Unfortunately, Germany is the largest producer of lignite in the World. I just learned this because I read this blog post by Craig Morris about Germany’s large lignite reserves, and their relation to the transition to renewable energy. Morris points out that Germany might continue producing “cheap” lignite electricity even once it is not needed any more domestically and export it.
Wikipedia explains that Germany has over 14 percent of the World’s lignite reserves and is the World’s largest producer. At least the trend is in the correct direction: Production is down to 169 million tons in 2010, from 388 million in 1980.
I think Germany should greatly reduce production of lignite. The way to do this is easy. All that is needed is to stop granting permits to expropriate citizens’ real estate for these projects, which typically require whole villages to relocate. The only way that can be done under German Constitutional law (Article 14 Paragraph 3) is if the project is necessary for the common welfare (Wohl der Allgemeinheit).
Digging lignite out of the ground and burning it to produce electricity is making global warming worse, since that is the most CO2 intensive way of producing electricity. There is no fuel as dirty as lignite. As such digging it out of the ground is incompatible with the common welfare. Common welfare interests require phasing out the dirtiest energy first. They certainly don’t require expanding lignite mining.
If it is impossible to expropriate real estate owners, companies who want to relocate villages to get at the lignite buried below them will have to pay much higher prices. That in turn will remove the only remaining advantage of this dirty fuel: Price.

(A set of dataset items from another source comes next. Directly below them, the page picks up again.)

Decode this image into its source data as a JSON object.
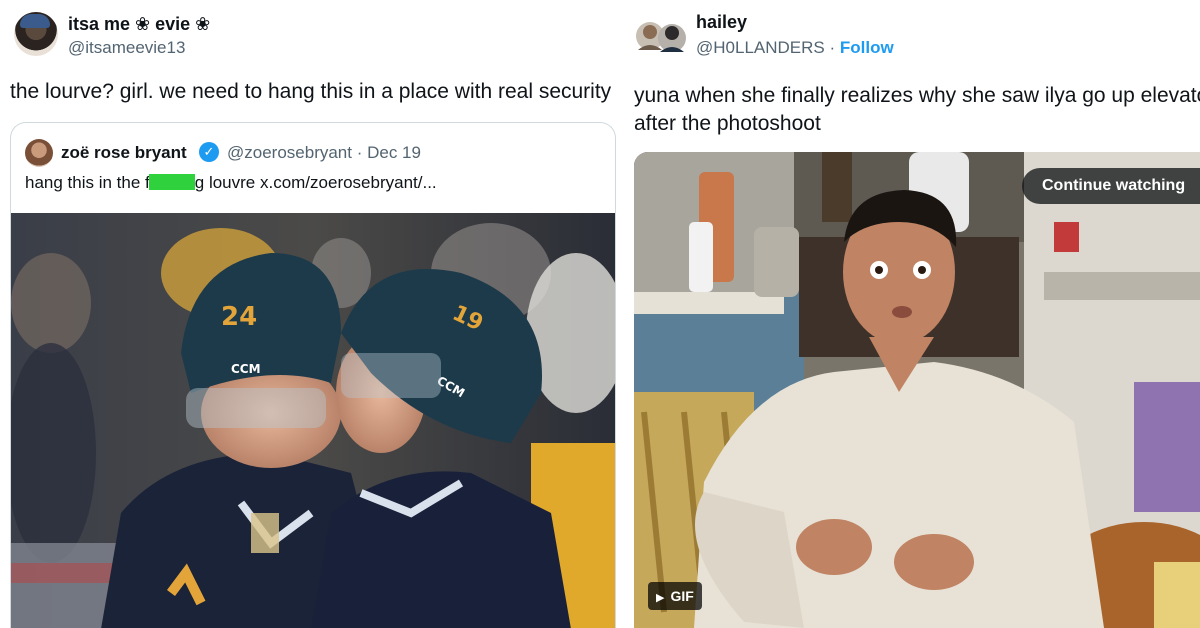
{
  "left_tweet": {
    "display_name": "itsa me ❀ evie ❀",
    "handle": "@itsameevie13",
    "text": "the lourve? girl. we need to hang this in a place with real security",
    "quoted": {
      "display_name": "zoë rose bryant",
      "handle_date": "@zoerosebryant · Dec 19",
      "text_before": "hang this in the f",
      "text_after": "g louvre  x.com/zoerosebryant/...",
      "image": {
        "jersey_number_1": "24",
        "helmet_brand": "CCM",
        "helmet_number_2": "19"
      }
    }
  },
  "right_tweet": {
    "display_name": "hailey",
    "handle": "@H0LLANDERS",
    "separator": " · ",
    "follow_label": "Follow",
    "text": "yuna when she finally realizes why she saw ilya go up elevator after the photoshoot",
    "continue_label": "Continue watching",
    "gif_label": "GIF"
  },
  "colors": {
    "link": "#1d9bf0",
    "secondary_text": "#536471",
    "censor_bar": "#2fd13d"
  }
}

Another way to increase the price of lignite would be to reduce production (phaseout profit theory). In contrast to coal, lignite is sold at localized prices, since it doesn’t make sense to transport lignite over long distances. Reduce supply each year by 3 percent (which would result in a reduction around 60 percent over the next 30 years) and watch prices go up. That’s good for the owners of these lignite resources, good for people who else would see their home villages disappear in a big hole, good for future generations (who will have left more of the valuable resource left), and good for the climate.
And all it takes to do that is to stop relocating people and destroying whole villages.